The park is centered on a ravine formed by the emergence of the Cupatitzio River, whose name means "river that sings" in the indigenous Purépecha language. This area has soft, wet ground and a temperate climate, and its flora is mainly broad-leafed plants.

The river begins here as a natural convergence of a number of small streams and springs, and the water here is clean. The water falling down the sides of the ravine creates small natural waterfalls or is taken advantage of to create natural fountains, which makes the park unique in Mexico. Notable waterfalls include Camelina, La Yerbabuena, El Golgota, and Tzararácua. Fountains include La Copa de Oro, Cutzi – La Luna-, Arcoiris, Velo de Novia and Janintzizic.

The best known spring is at the very beginning of the river, called La Rodilla del Diablo ("The Devil's Knee"), after a small indentation in the rock next to the pool formed by the spring. According to local myth, the indentation was formed by the Devil falling to his knees, but there are competing versions as to why he did. The first states that he was forced to his knees by a crucifix held by Juan de San Miguel, the Franciscan friar who founded modern Uruapan.
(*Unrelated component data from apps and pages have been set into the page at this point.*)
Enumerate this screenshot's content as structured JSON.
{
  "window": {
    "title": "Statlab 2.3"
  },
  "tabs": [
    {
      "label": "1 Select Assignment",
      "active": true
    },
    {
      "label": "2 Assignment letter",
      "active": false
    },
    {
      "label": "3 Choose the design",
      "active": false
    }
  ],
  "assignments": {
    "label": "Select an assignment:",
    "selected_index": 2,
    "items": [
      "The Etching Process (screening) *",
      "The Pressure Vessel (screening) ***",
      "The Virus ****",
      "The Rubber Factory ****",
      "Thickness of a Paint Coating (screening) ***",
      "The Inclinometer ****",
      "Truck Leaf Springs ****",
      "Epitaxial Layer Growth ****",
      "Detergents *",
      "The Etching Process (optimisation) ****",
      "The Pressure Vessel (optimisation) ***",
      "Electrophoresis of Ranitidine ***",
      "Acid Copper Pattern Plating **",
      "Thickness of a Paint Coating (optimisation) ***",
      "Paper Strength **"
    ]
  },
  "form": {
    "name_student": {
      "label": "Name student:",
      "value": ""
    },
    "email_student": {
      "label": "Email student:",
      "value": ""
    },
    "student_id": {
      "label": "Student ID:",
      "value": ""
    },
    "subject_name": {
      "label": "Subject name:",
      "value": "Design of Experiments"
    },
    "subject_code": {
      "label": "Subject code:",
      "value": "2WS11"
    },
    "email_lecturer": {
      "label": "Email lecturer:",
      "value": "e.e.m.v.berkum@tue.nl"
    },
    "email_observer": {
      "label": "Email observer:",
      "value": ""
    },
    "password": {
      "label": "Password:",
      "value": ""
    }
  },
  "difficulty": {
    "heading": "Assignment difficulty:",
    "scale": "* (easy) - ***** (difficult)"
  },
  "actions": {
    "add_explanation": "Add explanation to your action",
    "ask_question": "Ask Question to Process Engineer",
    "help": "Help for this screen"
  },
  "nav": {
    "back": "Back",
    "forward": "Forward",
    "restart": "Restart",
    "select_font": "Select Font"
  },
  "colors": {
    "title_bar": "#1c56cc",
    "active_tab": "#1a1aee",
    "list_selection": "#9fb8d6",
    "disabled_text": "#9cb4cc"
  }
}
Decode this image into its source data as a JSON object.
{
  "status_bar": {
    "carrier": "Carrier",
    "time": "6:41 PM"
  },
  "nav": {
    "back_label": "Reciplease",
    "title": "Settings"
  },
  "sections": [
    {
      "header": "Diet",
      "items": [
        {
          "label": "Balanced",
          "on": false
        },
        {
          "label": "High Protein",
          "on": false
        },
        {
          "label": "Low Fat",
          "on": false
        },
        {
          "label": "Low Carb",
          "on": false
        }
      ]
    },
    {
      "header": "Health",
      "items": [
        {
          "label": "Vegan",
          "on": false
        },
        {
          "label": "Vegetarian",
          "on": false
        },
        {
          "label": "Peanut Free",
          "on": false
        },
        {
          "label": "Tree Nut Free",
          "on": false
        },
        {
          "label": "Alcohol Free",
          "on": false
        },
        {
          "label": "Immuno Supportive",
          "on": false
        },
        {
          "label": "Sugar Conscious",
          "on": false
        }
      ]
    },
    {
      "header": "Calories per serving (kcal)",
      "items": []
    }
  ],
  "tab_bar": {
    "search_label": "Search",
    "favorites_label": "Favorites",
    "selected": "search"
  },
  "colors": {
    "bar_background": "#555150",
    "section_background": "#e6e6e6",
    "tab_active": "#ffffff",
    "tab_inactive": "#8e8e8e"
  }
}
Another version of the story states that the impression was made by the knee when the Devil tripped and fell fleeing from the same person.

There are a number of stone bridges to allow visitors to cross back and forth between the two banks of the river, with names such as Los Recién Casados and Los Enamorados. The area also contains a mural named Eréndira by local artist Manuel Pérez Coronado, which is badly deteriorated. At certain points where the water in the river is deep enough, young divers perform for tips.